Nei test Invalsi proposti ai licei si proponeva un brano di un racconto
di Rigoni Stern, in cui una ragazza cadeva sugli sci davanti a un
soldato, che la risollevava e poi le chiedeva scusa mentre lei
riprendeva la discesa «indispettita e crucciata», come dirà dopo,
«arrabbiata per quella stupida caduta». Perché – chiede il quiz – la
ragazza se ne va senza dire grazie? Mettere la crocetta su una di
queste risposte: A. È seccata dall'invadenza del militare; B. Si
vergogna del proprio aspetto; C. È irritata con se stessa per essere
caduta; D. Si è fatta male cadendo. Mettiamo la crocetta su C? E perché
non anche su A, e non anche un poco su B? Perché il suo stato
psicologico non può essere visto come una miscela dei tre e anche di
qualcos'altro? Quale competenza misura un test del genere a risposta
chiusa? Nessuna. Chi ha risposto in
maniera "esatta" può essere un perfetto imbecille mentre chi non trova
una sola risposta può essere la persona più capace di cogliere la
ricchezza e l'ambiguità dell'analisi psicologica proposta da un testo
letterario di autentico valore.
Del resto, quando l'uso dei test travalica la verifica di semplici
capacità minimali – ortografia, regole grammaticali di base, capacità
di far di conto – è inevitabile che si cada in queste miserie.
Risalta in modo evidente come, nel discorso programmatico del
presidente del Consiglio, mentre anche sulle scelte più rilevanti in
materia economica si sia mantenuta una notevole dose di ambiguità e di
approssimazione, su un punto soltanto è stato fornito un riferimento
preciso: sull'uso dei test Invalsi per «identificare i fabbisogni»
scolastici, identificare le «aree in ritardo» (rispetto a che?), al
fine generale di accrescere «i livelli d'istruzione della forza lavoro»
e per «valorizzare il capitale umano». Non si dica poi che il sospetto
di tecnocrazia è malizioso.
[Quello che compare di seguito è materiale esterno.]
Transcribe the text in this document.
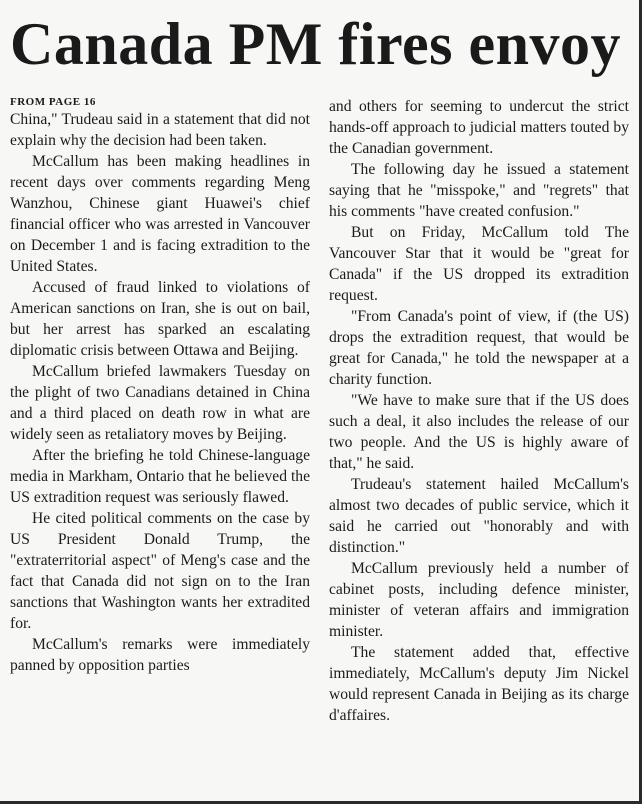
Canada PM fires envoy
FROM PAGE 16

China," Trudeau said in a statement that did not explain why the decision had been taken.

McCallum has been making headlines in recent days over comments regarding Meng Wanzhou, Chinese giant Huawei's chief financial officer who was arrested in Vancouver on December 1 and is facing extradition to the United States.

Accused of fraud linked to violations of American sanctions on Iran, she is out on bail, but her arrest has sparked an escalating diplomatic crisis between Ottawa and Beijing.

McCallum briefed lawmakers Tuesday on the plight of two Canadians detained in China and a third placed on death row in what are widely seen as retaliatory moves by Beijing.

After the briefing he told Chinese-language media in Markham, Ontario that he believed the US extradition request was seriously flawed.

He cited political comments on the case by US President Donald Trump, the "extraterritorial aspect" of Meng's case and the fact that Canada did not sign on to the Iran sanctions that Washington wants her extradited for.

McCallum's remarks were immediately panned by opposition parties

and others for seeming to undercut the strict hands-off approach to judicial matters touted by the Canadian government.

The following day he issued a statement saying that he "misspoke," and "regrets" that his comments "have created confusion."

But on Friday, McCallum told The Vancouver Star that it would be "great for Canada" if the US dropped its extradition request.

"From Canada's point of view, if (the US) drops the extradition request, that would be great for Canada," he told the newspaper at a charity function.

"We have to make sure that if the US does such a deal, it also includes the release of our two people. And the US is highly aware of that," he said.

Trudeau's statement hailed McCallum's almost two decades of public service, which it said he carried out "honorably and with distinction."

McCallum previously held a number of cabinet posts, including defence minister, minister of veteran affairs and immigration minister.

The statement added that, effective immediately, McCallum's deputy Jim Nickel would represent Canada in Beijing as its charge d'affaires.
Per una
scuola che sta perdendo l'anima – declinando sempre più verso lo stato
di carrozzone tormentato dal dirigismo burocratico in cui le ultime
preoccupazioni sono la cultura, i contenuti, la dignità dell'insegnante
e la formazione di soggetti consapevoli e motivati – non si trova di
meglio che parlare di "test", nella cornice di un linguaggio
economicista, a base di "capitale umano", "forza lavoro", "fabbisogni"
e "aree in ritardo"? Invece di capire che quello di cui ha bisogno
l'istruzione è soprattutto di motivazioni profonde e di restituzione
del "senso" della propria missione? Davvero malinconico.